Lowered peep slightly
Added 1 twist to string to straighten it out.


----------



## nuts&bolts (Mar 25, 2005)

One thing at a time. The arm on your glasses, needs to be parallel to the arrow.
Your head/neck is tilted backwards, cuz the draw length is just plain too long. If you go 1-inch longer on the draw, you will need to tilt your nose up even higher, the arm on your glasses will go even more uphill. So, the idea is to drop your chin to get the arm on your glasses parallel to the arrow. PURPLE arrow is your nose in your original picture. PURPLE arrow is your nose, with chin DROPPED down, to get arm of glasses parallel to the arrow.

BUT, if I drop my chin and nose THAT MUCH, the string will be behind the tip of my nose. Exactly.


----------



## nuts&bolts (Mar 25, 2005)

You set the peep height backwards. So, first mistake, the draw is too long. You just tip your head backwards, nose up higher and higher until you get the string to touch sky high nose, with the too long draw. You figure if the string touches nose, no matter how high your nose is, the draw is good. Then, you set the peep sky high, so you can see through the peep, when your nose is sky high.

When I cut the top of your head off digitally, and rotate the upper half of your head back down, so that the arm on your glasses is PARALLEL to the arrow, this is where the string lands...this is how far the string lands BEHIND tip of nose, with the too long draw.










Dashed black line is the height of your nose up in the air. Purple arrow shows tip of nose in the BEFORE and AFTER photo. So, the red triangle is the string angle. You can see if the doctored right side photo,
how far the tip of your nose needs to drop, to get the arm on your glasses parallel to the arrow. 

So, the Blazer vanes are exactly 2-inches long. I duplicated the yellow box, and cut the width in half, so the upper yellow box is 1-inch wide. When I drop your nose down enough, so the arm on your glasses is parallel to the arrow, the string is running exactly 1-INCH behind tip of nose.


----------



## nuts&bolts (Mar 25, 2005)

So, you lean backwards and your nose is up sky high in the air, to get string (on a too long draw) to touch nose.
So, let's see what happens if you lean backwards even more.
So, let's see what happens if you stand up straight (backbone is vertical, means middle of neck is above belly button).










With backbone vertical (middle of neck above belly button),
with chin dropped low enough so the arms on your glasses are parallel to the arrow,
the string will land 1 FULL INCH behind tip of nose. Let's fix draw first, let's drop chin down so head is level, then, we can fix the high draw elbow.


----------



## rj2 (Sep 18, 2012)

Thanks so much for all your help. Here is pic from last night, another 1" shorter on draw length from orange shirt day.


----------



## nuts&bolts (Mar 25, 2005)

1) puff out your chest
2) the two collar bones are like a see-saw
3) left side collar bone is artificially low. Need to swing left collar bone UP.
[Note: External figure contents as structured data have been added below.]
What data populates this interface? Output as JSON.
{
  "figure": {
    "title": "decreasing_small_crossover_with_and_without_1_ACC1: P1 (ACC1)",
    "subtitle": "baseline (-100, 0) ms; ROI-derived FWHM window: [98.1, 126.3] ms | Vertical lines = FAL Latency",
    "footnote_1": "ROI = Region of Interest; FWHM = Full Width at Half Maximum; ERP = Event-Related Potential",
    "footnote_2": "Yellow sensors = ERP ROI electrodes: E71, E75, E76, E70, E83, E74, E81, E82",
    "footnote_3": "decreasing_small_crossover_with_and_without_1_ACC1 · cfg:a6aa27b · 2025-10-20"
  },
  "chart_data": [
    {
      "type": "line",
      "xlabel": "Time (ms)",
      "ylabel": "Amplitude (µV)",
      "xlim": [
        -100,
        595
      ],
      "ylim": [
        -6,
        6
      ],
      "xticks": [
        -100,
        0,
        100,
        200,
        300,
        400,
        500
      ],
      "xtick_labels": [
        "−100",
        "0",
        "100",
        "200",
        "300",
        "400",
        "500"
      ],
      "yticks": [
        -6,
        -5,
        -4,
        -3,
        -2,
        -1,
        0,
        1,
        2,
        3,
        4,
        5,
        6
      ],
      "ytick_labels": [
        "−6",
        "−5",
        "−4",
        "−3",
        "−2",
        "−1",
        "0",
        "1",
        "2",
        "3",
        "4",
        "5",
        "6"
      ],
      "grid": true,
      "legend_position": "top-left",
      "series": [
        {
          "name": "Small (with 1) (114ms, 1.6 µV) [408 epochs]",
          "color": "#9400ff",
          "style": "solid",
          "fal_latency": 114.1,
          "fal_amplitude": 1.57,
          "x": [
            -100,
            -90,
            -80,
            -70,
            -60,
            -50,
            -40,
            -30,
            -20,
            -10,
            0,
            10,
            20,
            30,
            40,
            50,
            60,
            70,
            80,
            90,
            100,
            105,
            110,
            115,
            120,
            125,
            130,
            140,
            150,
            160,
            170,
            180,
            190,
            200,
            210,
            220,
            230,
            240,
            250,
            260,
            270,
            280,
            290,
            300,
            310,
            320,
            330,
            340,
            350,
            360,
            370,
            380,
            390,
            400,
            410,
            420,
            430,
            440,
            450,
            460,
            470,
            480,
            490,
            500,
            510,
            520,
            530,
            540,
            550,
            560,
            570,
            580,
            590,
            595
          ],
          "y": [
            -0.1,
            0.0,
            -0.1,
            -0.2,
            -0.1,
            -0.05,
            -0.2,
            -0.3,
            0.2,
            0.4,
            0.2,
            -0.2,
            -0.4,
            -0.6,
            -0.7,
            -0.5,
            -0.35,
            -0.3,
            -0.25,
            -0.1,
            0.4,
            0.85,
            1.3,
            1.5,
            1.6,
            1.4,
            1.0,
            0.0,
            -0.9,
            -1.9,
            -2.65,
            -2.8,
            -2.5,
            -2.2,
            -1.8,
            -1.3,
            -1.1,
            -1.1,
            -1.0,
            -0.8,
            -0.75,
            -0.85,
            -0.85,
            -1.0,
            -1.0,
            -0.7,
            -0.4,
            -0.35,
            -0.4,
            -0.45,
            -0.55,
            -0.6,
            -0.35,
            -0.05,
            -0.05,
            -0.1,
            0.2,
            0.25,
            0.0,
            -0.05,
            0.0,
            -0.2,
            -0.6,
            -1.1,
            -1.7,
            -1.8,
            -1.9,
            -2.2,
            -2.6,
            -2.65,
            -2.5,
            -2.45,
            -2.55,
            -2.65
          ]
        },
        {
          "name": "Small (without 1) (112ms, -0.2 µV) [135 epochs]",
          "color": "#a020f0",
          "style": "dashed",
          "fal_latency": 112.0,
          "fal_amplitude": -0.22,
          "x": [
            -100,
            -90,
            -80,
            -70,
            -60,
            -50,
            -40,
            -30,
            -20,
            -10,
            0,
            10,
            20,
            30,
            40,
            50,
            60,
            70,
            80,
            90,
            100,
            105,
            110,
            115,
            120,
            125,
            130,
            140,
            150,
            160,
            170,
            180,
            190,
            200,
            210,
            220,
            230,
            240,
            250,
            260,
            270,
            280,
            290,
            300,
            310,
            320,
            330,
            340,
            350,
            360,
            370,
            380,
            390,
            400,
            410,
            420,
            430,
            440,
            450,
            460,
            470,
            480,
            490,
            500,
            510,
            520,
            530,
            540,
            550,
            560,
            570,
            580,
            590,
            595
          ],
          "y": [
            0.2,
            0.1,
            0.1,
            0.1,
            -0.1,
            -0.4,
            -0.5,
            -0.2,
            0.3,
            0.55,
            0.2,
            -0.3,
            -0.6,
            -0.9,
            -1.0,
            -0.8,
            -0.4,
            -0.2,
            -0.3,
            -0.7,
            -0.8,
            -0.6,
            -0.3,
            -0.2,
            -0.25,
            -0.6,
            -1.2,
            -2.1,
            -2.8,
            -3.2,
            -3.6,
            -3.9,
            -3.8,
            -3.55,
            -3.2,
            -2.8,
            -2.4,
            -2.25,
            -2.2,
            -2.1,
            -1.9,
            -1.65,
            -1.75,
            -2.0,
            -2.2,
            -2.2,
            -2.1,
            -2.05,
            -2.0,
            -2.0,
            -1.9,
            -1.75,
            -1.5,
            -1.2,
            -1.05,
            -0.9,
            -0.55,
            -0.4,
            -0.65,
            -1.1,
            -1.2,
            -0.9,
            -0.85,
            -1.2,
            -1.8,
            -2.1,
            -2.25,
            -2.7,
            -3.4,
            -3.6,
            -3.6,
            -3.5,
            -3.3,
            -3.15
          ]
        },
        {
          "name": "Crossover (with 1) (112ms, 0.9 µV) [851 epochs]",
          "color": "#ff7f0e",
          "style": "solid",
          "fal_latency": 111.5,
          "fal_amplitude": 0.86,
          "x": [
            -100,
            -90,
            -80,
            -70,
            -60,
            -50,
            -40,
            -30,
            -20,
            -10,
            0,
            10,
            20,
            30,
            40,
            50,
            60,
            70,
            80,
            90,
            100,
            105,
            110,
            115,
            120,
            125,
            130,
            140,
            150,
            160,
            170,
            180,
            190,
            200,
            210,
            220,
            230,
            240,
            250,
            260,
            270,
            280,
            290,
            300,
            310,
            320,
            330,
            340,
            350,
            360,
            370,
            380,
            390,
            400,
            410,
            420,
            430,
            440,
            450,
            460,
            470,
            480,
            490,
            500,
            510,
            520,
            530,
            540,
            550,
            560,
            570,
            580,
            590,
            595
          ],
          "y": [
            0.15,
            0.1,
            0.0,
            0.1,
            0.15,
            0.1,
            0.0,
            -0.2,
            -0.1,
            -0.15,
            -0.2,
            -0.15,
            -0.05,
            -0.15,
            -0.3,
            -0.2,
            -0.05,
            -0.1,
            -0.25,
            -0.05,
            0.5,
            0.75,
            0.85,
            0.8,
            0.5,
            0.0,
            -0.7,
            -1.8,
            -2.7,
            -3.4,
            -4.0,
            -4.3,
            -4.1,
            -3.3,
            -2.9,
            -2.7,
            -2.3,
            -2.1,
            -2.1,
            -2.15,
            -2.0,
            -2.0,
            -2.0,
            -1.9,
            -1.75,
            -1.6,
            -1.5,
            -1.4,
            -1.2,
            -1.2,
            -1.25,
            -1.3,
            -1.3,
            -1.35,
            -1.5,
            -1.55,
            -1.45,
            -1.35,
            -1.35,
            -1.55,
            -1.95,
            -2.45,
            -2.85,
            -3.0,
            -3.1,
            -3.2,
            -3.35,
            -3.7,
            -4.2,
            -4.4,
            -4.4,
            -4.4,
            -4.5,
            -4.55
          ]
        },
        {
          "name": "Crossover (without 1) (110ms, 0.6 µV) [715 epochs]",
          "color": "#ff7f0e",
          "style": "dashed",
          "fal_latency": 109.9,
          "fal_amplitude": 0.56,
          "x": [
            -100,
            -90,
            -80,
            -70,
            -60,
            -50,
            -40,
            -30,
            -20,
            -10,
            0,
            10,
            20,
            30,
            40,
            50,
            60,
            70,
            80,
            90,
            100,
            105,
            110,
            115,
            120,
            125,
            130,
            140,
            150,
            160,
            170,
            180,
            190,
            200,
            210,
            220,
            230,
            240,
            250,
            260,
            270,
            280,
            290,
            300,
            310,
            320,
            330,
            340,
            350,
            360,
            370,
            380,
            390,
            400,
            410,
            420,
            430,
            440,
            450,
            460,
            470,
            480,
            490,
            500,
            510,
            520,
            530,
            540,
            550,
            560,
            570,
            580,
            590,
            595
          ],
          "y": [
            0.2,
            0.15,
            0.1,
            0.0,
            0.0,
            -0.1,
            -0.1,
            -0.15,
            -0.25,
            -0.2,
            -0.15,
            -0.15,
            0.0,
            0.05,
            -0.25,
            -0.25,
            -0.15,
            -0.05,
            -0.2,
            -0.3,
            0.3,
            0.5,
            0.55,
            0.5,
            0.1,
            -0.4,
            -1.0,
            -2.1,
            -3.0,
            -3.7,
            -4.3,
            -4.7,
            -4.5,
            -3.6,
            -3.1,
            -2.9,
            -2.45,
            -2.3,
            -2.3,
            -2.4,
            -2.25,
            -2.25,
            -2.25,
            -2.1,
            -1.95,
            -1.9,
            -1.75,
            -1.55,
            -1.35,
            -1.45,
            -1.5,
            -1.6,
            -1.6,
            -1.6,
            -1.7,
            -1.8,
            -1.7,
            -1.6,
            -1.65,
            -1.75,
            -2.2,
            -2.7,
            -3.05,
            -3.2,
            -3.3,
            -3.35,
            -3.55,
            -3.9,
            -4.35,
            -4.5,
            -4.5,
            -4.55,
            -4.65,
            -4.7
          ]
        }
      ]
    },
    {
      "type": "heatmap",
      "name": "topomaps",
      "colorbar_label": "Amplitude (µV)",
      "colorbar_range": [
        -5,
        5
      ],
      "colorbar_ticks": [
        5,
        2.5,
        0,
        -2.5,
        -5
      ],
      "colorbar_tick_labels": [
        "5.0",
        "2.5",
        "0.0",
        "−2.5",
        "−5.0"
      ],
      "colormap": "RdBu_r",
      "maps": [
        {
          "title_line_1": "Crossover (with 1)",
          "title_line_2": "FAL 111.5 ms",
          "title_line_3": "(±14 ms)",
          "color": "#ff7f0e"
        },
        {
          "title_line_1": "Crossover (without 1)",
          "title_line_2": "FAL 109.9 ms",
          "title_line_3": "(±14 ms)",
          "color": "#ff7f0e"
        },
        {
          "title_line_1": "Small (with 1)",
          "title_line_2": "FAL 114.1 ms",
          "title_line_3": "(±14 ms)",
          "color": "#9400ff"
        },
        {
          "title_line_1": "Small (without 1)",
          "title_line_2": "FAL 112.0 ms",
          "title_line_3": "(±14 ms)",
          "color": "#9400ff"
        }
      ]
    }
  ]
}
If you get AGGRESSIVE with the bow arm, and push the riser away from your face, push off the right ankle, like you are trying to press the front stab into a pretend wall just in front of your front stab, the left collar bone will swing up. Double yellow arrows show you how much the left armpit needs to swing UP. When you get the left armpit to RISE up 1.5-inches, the right elbow will swing DOWN also 1.5-inches. Master this puff out the chest, and push the riser aggressively away from your face, and see if you can get the tops of both shoulders parallel to the arrow....after the next photo, we go onto the next step.


----------



## lcaillo (Jan 5, 2014)

The clavicles do not work like a seesaw. Or at least should not. They follow the shoulder and it is hard to have the bow shoulder too low. Lower means extended to the target, and that the scapula is held down which is stable. Letting it rise is a mistake IMNSHO. When you lower the elbow on the draw side, the scapula needs to come down as well. That requires more tension in the muscles that pull the shoulder down, such as lower lat, lower trap, serratus anterior, subclav, and pectoralis minor. Just shift the scapula down.


----------